ROANOKE TIMES

                         Roanoke Times
                 Copyright (c) 1995, Landmark Communications, Inc.

DATE: SUNDAY, February 17, 1991                   TAG: 9102180338
SECTION: EDITORIAL                    PAGE: C/2   EDITION: METRO 
SOURCE: 
DATELINE:                                 LENGTH: Medium


SCHEDULED TO DIE, MAYBE INNOCENT

IF ALL GOES according to plan, on Friday the people of Virginia will kill Joseph Giarratano.

It won't be all of us 6 million Virginians who march him to the execution chamber at the penitentiary in Richmond, strap him into the antiquated electric chair, and pull the switch. We have agents for that; government does a lot of things for us.

But when the lethal voltage courses through Giarratano's body, it will be an expression of our collective majority will. The public wants criminals punished, and a majority wants the most heinous of them punished by death. According to our legal system, society shows its horror of killing by repeating the act. It is called justice.

Giarratano was convicted by a Virginia court of two brutal murders. He's been on death row since 1979. So why not get it over with? Because there is some doubt the man is guilty.

One morning in Norfolk in 1979, when he waked from a drug- and alcohol-induced stupor to see two of his friends brutally slain, he didn't remember killing anybody. He says he still doesn't. But racked by doubt, fear and feelings of worthlessness, he turned himself in to police.

Later he confessed - five times, in fact, each time changing the details. He was tried and convicted on the basis of his confessions.

People confess all the time to crimes they've not committed. Authorities are supposed to establish proof. The physical evidence in this case doesn't support his guilt.

For example, the dead woman is believed to have been stabbed by someone right-handed; Giarratano is left-handed and has only limited use of his right arm. He was alleged to have raped the woman's daughter, but sperm and pubic hairs on the girl were not identified as his. Fingerprints other than Giarratano's were found in the victims' home, as was a driver's license owned by another man - whose identity authorities have never revealed. And so on. The investigation appears to have been sloppy.

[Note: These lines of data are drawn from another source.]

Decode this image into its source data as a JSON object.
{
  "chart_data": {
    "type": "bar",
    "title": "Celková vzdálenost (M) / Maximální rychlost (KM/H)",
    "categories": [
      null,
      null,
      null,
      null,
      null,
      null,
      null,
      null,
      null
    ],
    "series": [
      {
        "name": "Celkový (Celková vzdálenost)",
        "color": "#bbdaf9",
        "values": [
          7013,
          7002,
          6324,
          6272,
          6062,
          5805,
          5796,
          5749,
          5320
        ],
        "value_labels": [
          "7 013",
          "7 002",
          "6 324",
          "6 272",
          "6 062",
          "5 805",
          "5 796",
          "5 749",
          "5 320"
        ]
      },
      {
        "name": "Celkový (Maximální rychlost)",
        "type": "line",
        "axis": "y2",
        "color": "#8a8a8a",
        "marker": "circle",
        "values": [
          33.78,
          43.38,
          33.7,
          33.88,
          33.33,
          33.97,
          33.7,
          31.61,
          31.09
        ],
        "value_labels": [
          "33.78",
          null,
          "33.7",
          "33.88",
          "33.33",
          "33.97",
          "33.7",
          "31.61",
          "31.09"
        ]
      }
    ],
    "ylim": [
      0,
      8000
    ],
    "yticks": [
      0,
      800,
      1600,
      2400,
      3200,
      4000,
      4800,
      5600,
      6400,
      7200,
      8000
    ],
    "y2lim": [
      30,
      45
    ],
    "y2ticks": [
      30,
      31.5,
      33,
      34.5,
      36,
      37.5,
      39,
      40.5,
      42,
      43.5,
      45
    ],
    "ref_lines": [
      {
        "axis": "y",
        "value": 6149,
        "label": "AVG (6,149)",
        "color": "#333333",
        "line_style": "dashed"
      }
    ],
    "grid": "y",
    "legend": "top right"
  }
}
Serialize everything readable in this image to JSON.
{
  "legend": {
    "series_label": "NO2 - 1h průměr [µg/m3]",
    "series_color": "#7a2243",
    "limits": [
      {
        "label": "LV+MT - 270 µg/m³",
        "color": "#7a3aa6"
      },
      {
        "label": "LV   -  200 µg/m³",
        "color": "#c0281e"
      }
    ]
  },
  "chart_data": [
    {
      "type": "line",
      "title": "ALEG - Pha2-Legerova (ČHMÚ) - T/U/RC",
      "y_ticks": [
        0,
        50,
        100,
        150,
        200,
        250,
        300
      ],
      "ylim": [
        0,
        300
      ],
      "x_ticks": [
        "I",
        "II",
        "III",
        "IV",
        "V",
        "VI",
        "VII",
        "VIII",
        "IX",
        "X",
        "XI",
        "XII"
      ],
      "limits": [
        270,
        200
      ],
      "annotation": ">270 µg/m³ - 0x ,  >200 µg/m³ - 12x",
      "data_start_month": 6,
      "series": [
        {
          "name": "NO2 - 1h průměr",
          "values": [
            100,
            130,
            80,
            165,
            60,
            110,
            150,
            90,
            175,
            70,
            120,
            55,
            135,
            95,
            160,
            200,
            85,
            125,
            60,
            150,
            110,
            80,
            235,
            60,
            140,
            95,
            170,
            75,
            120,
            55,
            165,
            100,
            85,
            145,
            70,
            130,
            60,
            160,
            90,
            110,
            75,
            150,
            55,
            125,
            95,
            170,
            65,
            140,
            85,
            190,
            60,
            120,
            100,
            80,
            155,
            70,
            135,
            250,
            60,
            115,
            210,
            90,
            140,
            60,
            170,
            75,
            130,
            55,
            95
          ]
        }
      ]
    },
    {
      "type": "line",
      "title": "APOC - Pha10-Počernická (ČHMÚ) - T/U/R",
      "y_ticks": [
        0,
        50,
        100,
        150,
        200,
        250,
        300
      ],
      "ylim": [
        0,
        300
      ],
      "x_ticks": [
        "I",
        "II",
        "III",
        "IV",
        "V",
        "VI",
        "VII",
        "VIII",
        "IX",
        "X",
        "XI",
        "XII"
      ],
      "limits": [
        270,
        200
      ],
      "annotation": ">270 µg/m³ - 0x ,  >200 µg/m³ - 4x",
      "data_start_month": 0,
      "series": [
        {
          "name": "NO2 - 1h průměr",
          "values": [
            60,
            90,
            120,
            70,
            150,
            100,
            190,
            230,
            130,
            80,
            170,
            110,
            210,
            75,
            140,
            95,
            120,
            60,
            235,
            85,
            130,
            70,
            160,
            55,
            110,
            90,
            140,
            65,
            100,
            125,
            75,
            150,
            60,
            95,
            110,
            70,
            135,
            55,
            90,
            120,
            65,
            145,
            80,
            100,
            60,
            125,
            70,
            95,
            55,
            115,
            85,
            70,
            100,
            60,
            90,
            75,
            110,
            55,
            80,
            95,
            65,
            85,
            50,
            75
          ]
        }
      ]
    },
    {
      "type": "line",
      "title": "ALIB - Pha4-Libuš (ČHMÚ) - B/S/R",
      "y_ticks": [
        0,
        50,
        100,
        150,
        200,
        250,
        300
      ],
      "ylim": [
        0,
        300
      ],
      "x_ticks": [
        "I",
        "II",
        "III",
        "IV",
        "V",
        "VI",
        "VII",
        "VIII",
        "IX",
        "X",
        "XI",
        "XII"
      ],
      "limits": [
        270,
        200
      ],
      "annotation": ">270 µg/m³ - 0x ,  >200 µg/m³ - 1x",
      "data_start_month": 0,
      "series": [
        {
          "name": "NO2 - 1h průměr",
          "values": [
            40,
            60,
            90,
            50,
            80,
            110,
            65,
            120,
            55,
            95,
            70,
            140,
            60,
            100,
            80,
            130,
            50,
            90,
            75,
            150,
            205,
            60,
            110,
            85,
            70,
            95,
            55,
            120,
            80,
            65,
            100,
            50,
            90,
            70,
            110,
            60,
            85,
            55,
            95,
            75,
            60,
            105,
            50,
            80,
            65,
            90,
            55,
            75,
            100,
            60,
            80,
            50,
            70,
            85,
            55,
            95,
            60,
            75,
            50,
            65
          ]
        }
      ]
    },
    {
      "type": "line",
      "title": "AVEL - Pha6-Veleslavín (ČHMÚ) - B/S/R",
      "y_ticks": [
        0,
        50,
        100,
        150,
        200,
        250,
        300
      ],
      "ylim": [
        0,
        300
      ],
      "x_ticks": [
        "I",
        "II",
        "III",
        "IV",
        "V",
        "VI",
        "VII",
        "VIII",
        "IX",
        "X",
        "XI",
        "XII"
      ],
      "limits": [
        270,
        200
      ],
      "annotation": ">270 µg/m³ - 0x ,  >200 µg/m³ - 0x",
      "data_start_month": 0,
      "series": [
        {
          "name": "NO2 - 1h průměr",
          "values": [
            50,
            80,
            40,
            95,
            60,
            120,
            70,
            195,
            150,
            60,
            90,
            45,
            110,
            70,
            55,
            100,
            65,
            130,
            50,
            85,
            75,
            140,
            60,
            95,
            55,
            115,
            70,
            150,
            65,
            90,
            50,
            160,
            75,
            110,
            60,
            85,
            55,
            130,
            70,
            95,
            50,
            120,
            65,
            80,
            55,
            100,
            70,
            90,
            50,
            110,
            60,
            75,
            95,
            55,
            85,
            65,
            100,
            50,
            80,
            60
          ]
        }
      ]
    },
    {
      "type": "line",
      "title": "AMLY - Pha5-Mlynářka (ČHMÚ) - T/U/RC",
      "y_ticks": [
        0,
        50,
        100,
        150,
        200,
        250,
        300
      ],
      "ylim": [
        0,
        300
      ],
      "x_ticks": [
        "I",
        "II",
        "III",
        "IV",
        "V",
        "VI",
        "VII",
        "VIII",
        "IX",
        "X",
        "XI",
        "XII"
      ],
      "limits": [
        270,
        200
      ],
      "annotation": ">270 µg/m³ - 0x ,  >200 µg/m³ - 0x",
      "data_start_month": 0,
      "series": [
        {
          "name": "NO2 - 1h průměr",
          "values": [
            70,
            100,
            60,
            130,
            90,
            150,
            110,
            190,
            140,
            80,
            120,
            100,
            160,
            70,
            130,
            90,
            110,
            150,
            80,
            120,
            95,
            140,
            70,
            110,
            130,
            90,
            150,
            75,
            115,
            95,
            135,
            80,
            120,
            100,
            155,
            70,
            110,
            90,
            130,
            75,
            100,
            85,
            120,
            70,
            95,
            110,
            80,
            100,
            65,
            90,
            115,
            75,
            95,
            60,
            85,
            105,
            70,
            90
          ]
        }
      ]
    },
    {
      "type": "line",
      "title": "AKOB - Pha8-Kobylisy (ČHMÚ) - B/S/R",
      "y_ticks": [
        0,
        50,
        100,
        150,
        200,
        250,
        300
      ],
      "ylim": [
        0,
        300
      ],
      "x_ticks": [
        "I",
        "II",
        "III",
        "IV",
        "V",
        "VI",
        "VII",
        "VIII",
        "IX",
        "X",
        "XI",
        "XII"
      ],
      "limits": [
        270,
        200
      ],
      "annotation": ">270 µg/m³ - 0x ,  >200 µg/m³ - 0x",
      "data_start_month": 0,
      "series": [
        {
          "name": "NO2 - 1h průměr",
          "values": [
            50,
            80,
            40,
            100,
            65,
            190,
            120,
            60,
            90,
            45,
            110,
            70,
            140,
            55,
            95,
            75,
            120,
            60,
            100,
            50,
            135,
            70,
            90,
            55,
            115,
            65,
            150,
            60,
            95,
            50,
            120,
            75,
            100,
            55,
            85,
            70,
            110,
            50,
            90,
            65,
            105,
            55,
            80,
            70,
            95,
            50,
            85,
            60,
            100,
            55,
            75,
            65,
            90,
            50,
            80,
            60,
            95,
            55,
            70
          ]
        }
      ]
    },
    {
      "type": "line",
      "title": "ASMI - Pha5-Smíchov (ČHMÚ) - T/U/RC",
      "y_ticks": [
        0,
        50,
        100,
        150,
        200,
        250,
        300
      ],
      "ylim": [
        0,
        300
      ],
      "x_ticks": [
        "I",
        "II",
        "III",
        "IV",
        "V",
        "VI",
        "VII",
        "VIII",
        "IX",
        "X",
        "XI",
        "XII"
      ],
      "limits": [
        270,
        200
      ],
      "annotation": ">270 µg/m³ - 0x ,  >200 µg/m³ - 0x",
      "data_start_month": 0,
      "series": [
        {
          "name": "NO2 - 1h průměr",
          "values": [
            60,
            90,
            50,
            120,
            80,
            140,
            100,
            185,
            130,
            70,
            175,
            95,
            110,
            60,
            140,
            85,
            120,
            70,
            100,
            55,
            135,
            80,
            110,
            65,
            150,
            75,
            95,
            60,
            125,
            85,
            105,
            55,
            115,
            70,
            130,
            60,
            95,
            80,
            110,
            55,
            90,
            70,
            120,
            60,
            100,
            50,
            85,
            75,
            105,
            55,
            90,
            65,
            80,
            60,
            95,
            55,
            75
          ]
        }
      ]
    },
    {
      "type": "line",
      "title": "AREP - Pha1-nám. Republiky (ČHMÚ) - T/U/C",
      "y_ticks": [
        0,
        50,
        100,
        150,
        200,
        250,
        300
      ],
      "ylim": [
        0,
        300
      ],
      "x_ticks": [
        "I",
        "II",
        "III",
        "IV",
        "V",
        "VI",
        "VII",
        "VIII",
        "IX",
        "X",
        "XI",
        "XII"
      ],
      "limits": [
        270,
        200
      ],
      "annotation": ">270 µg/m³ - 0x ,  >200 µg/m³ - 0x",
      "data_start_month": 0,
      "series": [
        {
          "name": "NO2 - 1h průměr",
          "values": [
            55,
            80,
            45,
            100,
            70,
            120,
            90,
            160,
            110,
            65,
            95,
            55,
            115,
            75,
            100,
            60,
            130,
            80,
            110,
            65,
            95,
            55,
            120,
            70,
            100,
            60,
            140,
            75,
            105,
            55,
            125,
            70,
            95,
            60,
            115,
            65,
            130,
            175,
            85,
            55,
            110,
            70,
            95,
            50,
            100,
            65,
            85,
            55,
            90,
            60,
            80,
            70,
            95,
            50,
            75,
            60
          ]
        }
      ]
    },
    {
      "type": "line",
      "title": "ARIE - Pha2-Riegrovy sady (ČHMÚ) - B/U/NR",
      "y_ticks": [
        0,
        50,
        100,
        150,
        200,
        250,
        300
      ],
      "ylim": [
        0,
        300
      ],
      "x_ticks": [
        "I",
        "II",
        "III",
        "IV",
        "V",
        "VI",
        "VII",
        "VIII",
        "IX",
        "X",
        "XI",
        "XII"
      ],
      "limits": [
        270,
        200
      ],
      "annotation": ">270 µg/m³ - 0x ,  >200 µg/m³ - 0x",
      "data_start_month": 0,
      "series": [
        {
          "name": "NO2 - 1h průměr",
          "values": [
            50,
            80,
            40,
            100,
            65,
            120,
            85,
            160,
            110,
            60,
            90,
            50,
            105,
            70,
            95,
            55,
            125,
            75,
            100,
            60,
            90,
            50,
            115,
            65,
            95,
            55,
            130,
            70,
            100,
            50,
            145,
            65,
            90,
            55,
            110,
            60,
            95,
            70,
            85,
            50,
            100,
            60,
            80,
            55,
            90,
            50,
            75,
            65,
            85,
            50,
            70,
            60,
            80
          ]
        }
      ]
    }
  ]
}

Giarratano was a suicidal person who wanted to die and refused to cooperate with his defense. Until he received counseling in prison to overcome those tendencies, he would not take part in appeals. There have been several since 1983, but the legal system looks on these as late in coming. Procedure was followed, say the judges.

Unless Gov. Douglas Wilder intervenes, procedure will be followed this week. Giarratano - an apparently rehabilitated man - will die for crimes that the evidence did not show conclusively he committed.

Capital punishment isn't right, but that is not the issue here. Its finality is. No one should be executed where doubt persists. The governor should prevent all executions in this state. But he can stop this one while continuing to support the death penalty.

If we Virginians send anyone to death, we at least should have the assurance that the evidence supports the sentence. By that standard, Giarratano deserves a new trial.